Um capítulo que me chamou a atenção pela coincidência com outro filme de Fellini, Oito e Meio, de 1963, foi a do casal de crianças que viram Nossa Senhora. Está tudo lá: as estruturas enormes de ferro num descampado com suas luzes feéricas, a loucura coletiva em torno de uma miragem, o rodopiar perdido do protagonista que participa da cena com sua indiferença criminosa. Há a destruição pela chuva e pelo vento e a apoteoso da multidão que corre como louca num cenário de ruínas.

A relação de Marcello com a namorada louca, suicida e ciumenta Emma, interpretada por Yvonne Furneaux, é um drama de excessos que mergulha num intimismo de brutalidades, onde se diz tudo e as pessoas saem machucadas e incapazes de se separar. É um capítulo que se desenrola ao longo do filme e se contrapõe, por se circunscrever ao círculo do casal, ao ruidoso desfilar de personagens bizarros, todos tirados de uma elite absurda, perdida, decadente e mortal. A porção do filme rodada num castelo onde se caçam fantasmas na festa patética, mostra o que foi feito de um poder tradicional e aristocrático que se esvaiu diante da imposição da economia invasiva americana do pós guerra.

Steiner, o amigo de Marcello, é seu modelo de dedicação à família, de concentração e sobriedade, avesso à roda viva em que está metido. Mas é uma ilusão. O próprio Steiner avisa que não é feliz e que preferia se desperdiçar numa vida sem compromissos do que se reduzir a uma cela doméstica. O assassinato dos filhos seguido de suicídio é a prova de que aquela casa tão cheia de talentos o tempo todo, de festa entre intelectuais e artistas, era tão vazia quanto a reunião de nobres falidos ou estrelas do jornalismo e do cinema.

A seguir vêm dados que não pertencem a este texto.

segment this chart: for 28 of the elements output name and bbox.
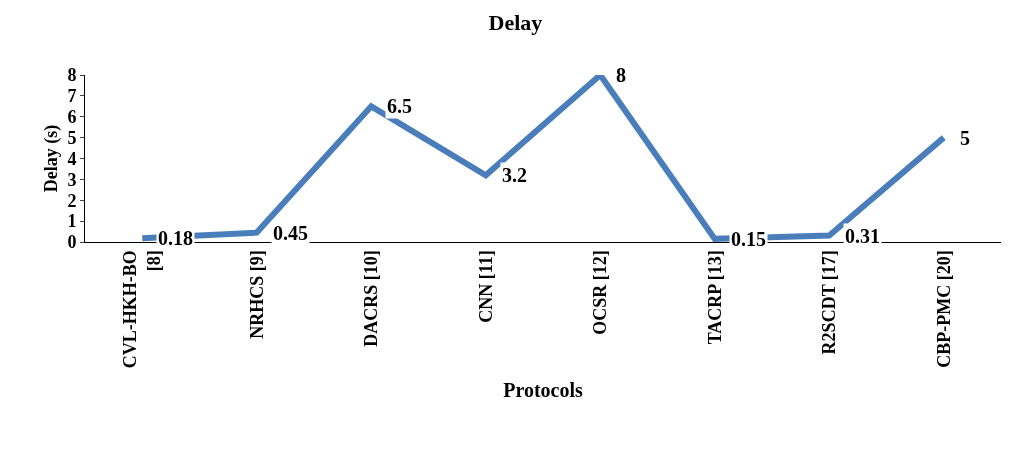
data-label: 0.15 — [731, 228, 766, 250]
x-tick-label: R2SCDT [17] — [819, 250, 840, 355]
x-tick-label: OCSR [12] — [590, 250, 611, 335]
x-tick-label: TACRP [13] — [704, 250, 725, 345]
y-tick-label: 1 — [67, 211, 77, 232]
y-tick-label: 6 — [67, 107, 77, 128]
y-tick-label: 4 — [67, 148, 77, 169]
x-axis-title: Protocols — [503, 378, 584, 401]
y-tick-label: 5 — [67, 127, 77, 148]
data-label: 8 — [616, 64, 626, 86]
y-tick-label: 3 — [67, 169, 77, 190]
x-tick-label: DACRS [10] — [361, 250, 382, 347]
x-tick-label: CBP-PMC [20] — [933, 250, 954, 368]
x-tick-label: CVL-HKH-BO [8] — [120, 250, 164, 369]
x-tick-label: CNN [11] — [475, 250, 496, 323]
y-tick-label: 7 — [67, 86, 77, 107]
y-tick-label: 0 — [67, 232, 77, 253]
data-label: 0.45 — [273, 222, 308, 244]
y-tick-label: 8 — [67, 65, 77, 86]
data-label: 0.31 — [845, 225, 880, 247]
data-label: 5 — [960, 127, 970, 149]
data-label: 6.5 — [387, 95, 412, 117]
x-tick-label: NRHCS [9] — [246, 250, 267, 339]
chart-title: Delay — [488, 9, 543, 35]
data-label: 3.2 — [502, 164, 527, 186]
y-axis-title: Delay (s) — [40, 124, 62, 193]
y-tick-label: 2 — [67, 190, 77, 211]
data-label: 0.18 — [158, 227, 193, 249]
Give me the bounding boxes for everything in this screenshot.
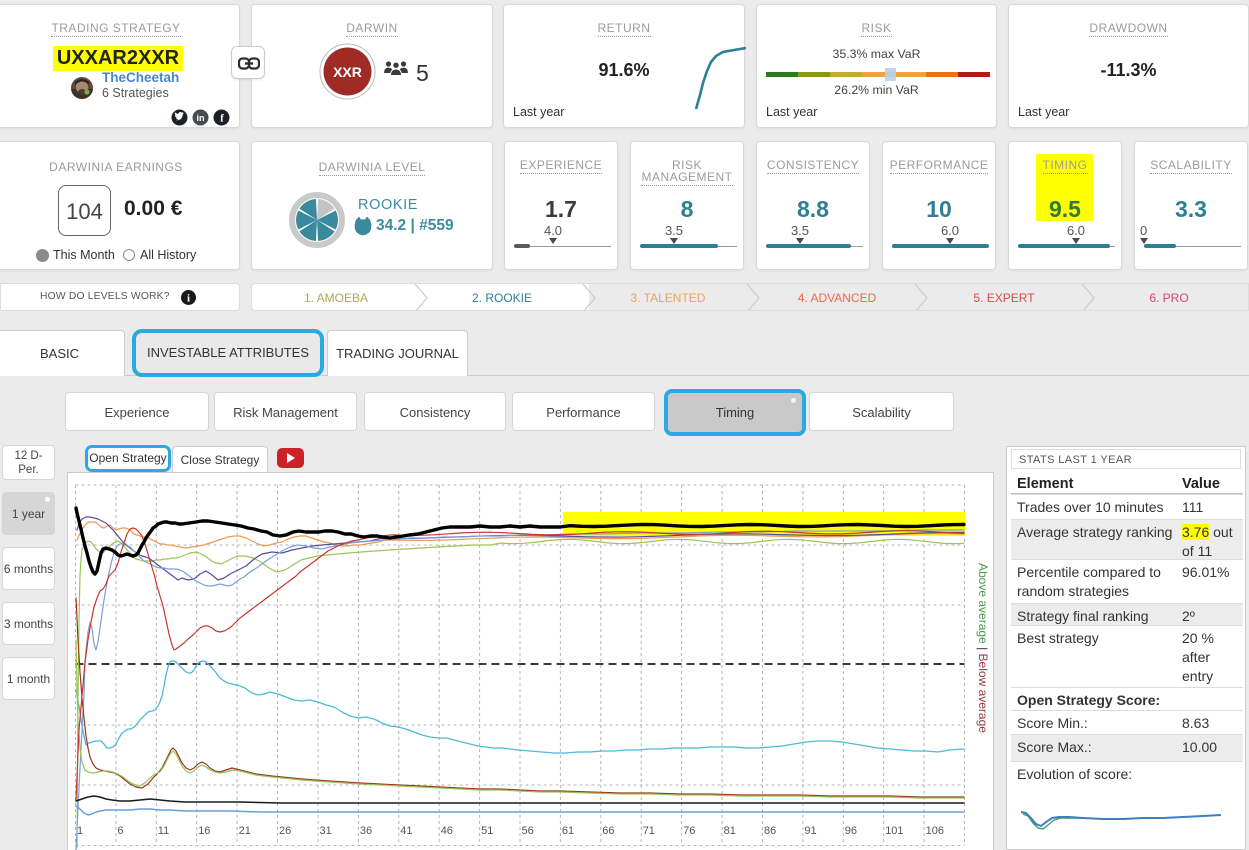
svg-text:26: 26	[279, 825, 291, 837]
svg-text:51: 51	[481, 825, 493, 837]
svg-text:i: i	[187, 293, 190, 305]
svg-text:11: 11	[158, 825, 169, 837]
svg-text:6: 6	[117, 825, 123, 837]
svg-text:f: f	[220, 113, 224, 125]
svg-text:86: 86	[764, 825, 776, 837]
svg-text:66: 66	[602, 825, 614, 837]
svg-text:81: 81	[724, 825, 736, 837]
svg-text:56: 56	[522, 825, 534, 837]
svg-text:16: 16	[198, 825, 210, 837]
svg-text:106: 106	[926, 825, 944, 837]
svg-text:96: 96	[845, 825, 857, 837]
svg-text:1: 1	[77, 825, 83, 837]
svg-text:XXR: XXR	[333, 64, 362, 80]
svg-text:71: 71	[643, 825, 655, 837]
svg-text:76: 76	[683, 825, 695, 837]
svg-text:21: 21	[239, 825, 251, 837]
svg-text:46: 46	[441, 825, 453, 837]
svg-text:91: 91	[804, 825, 816, 837]
svg-text:31: 31	[320, 825, 332, 837]
svg-text:41: 41	[400, 825, 412, 837]
svg-text:101: 101	[885, 825, 903, 837]
svg-text:in: in	[197, 113, 205, 123]
svg-text:36: 36	[360, 825, 372, 837]
svg-text:61: 61	[562, 825, 574, 837]
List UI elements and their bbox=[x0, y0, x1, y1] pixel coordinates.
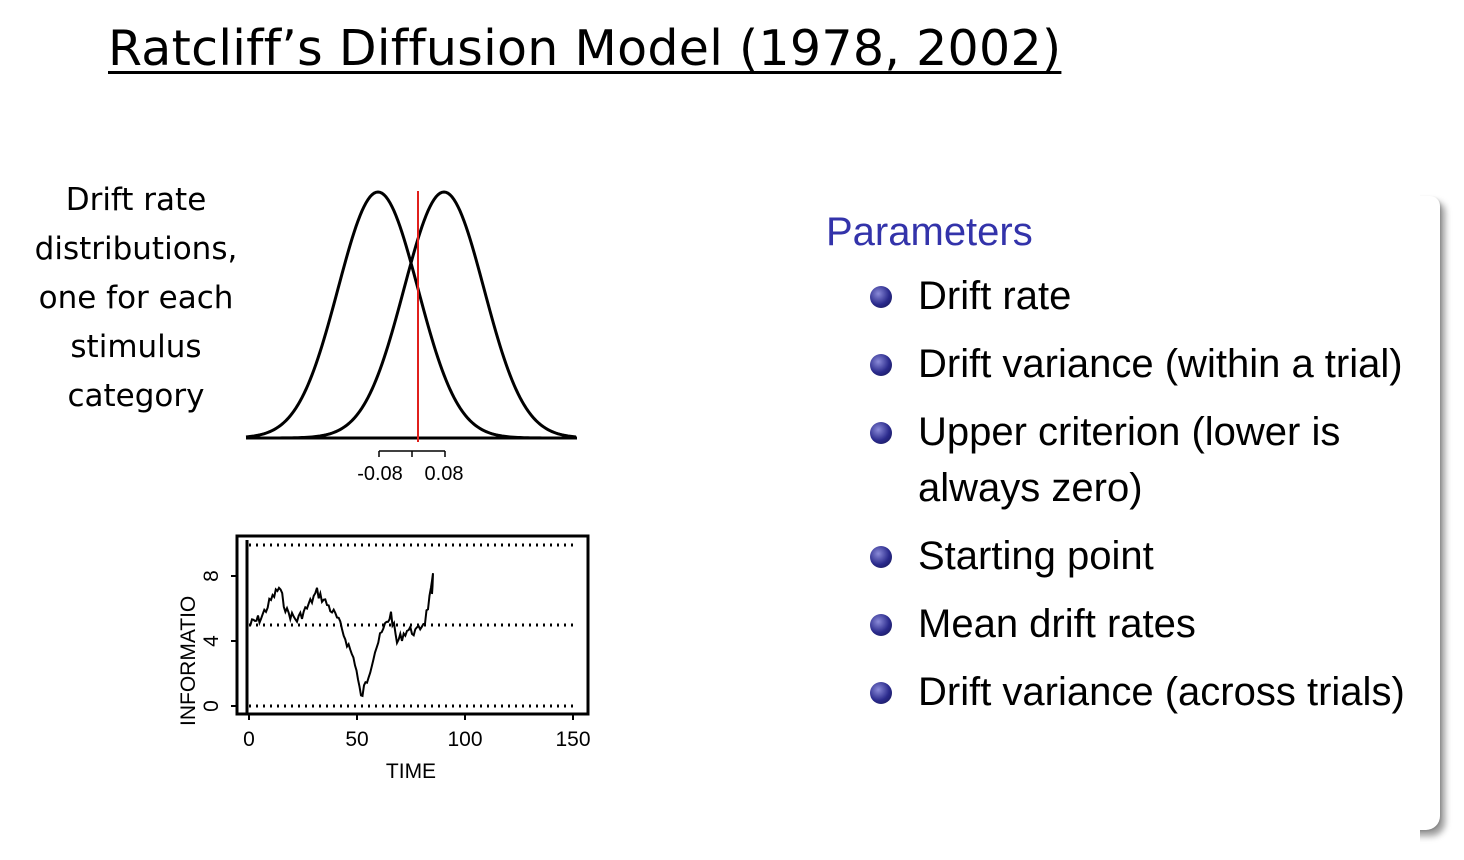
y-tick-label: 8 bbox=[200, 570, 223, 582]
information-time-plot: 0 4 8 INFORMATIO 0 50 100 150 TIME bbox=[177, 534, 591, 783]
parameter-item: Drift rate bbox=[868, 268, 1408, 324]
left-distribution-curve bbox=[245, 190, 576, 440]
parameter-item: Upper criterion (lower is always zero) bbox=[868, 404, 1408, 516]
y-axis-label: INFORMATIO bbox=[177, 596, 200, 726]
slide-title: Ratcliff’s Diffusion Model (1978, 2002) bbox=[108, 20, 1062, 77]
axis-tick-label: 0.08 bbox=[425, 463, 464, 485]
parameter-item: Mean drift rates bbox=[868, 596, 1408, 652]
caption-line: stimulus bbox=[70, 329, 202, 365]
parameter-label: Drift variance (across trials) bbox=[918, 670, 1405, 714]
parameter-label: Starting point bbox=[918, 534, 1154, 578]
parameters-list: Drift rate Drift variance (within a tria… bbox=[868, 268, 1408, 732]
bullet-icon bbox=[870, 354, 892, 376]
bullet-icon bbox=[870, 422, 892, 444]
x-axis-label: TIME bbox=[386, 760, 436, 783]
x-tick-label: 50 bbox=[345, 728, 368, 751]
parameter-item: Drift variance (across trials) bbox=[868, 664, 1408, 720]
parameters-heading: Parameters bbox=[826, 210, 1033, 254]
parameter-label: Mean drift rates bbox=[918, 602, 1196, 646]
parameter-item: Drift variance (within a trial) bbox=[868, 336, 1408, 392]
bullet-icon bbox=[870, 546, 892, 568]
drift-distributions-plot: -0.08 0.08 bbox=[245, 190, 577, 485]
x-tick-label: 100 bbox=[447, 728, 482, 751]
x-tick-label: 0 bbox=[243, 728, 255, 751]
y-tick-label: 0 bbox=[200, 700, 223, 712]
bullet-icon bbox=[870, 614, 892, 636]
bullet-icon bbox=[870, 286, 892, 308]
x-tick-label: 150 bbox=[555, 728, 590, 751]
caption-line: Drift rate bbox=[65, 182, 207, 218]
y-tick-label: 4 bbox=[200, 635, 223, 647]
bullet-icon bbox=[870, 682, 892, 704]
parameter-label: Upper criterion (lower is always zero) bbox=[918, 410, 1341, 510]
caption-line: distributions, bbox=[34, 231, 238, 267]
caption-line: one for each bbox=[38, 280, 234, 316]
parameter-label: Drift variance (within a trial) bbox=[918, 342, 1403, 386]
evidence-path bbox=[248, 573, 434, 698]
parameter-label: Drift rate bbox=[918, 274, 1072, 318]
parameter-item: Starting point bbox=[868, 528, 1408, 584]
caption-line: category bbox=[67, 378, 205, 414]
axis-tick-label: -0.08 bbox=[357, 463, 403, 485]
drift-rate-caption: Drift rate distributions, one for each s… bbox=[18, 176, 254, 421]
right-distribution-curve bbox=[246, 190, 577, 440]
plot-frame bbox=[235, 534, 590, 716]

A salvação de Marcello não estava nos outros, mas em si. Ele não teve coragem de encarar essa verdade e entregou-se para o pior dos mundos, a mentira da publicidade, onde se transforma num bruto manipulador de pessoas, um execrável personagem da noite romana. Teve sua chance quando tentou entregar-se ao seu verdadeiro ofício, o talento que no fim abandonou. Preferiu que sua consciência se suicidasse por preguiça e covardia. Eis a lição profunda do Mestre Federico Fellini, insubstituível na sua obra que colocou o cinema no mais alto nível da arte humana.

Ninguém se compara a ele hoje. O remédio é revisitá-lo para redescobrir o que precisamos. Revendo grandes filmes como este, podemos nos conhecer melhor e encarar a vida com menos dor e mais vontade de acertar.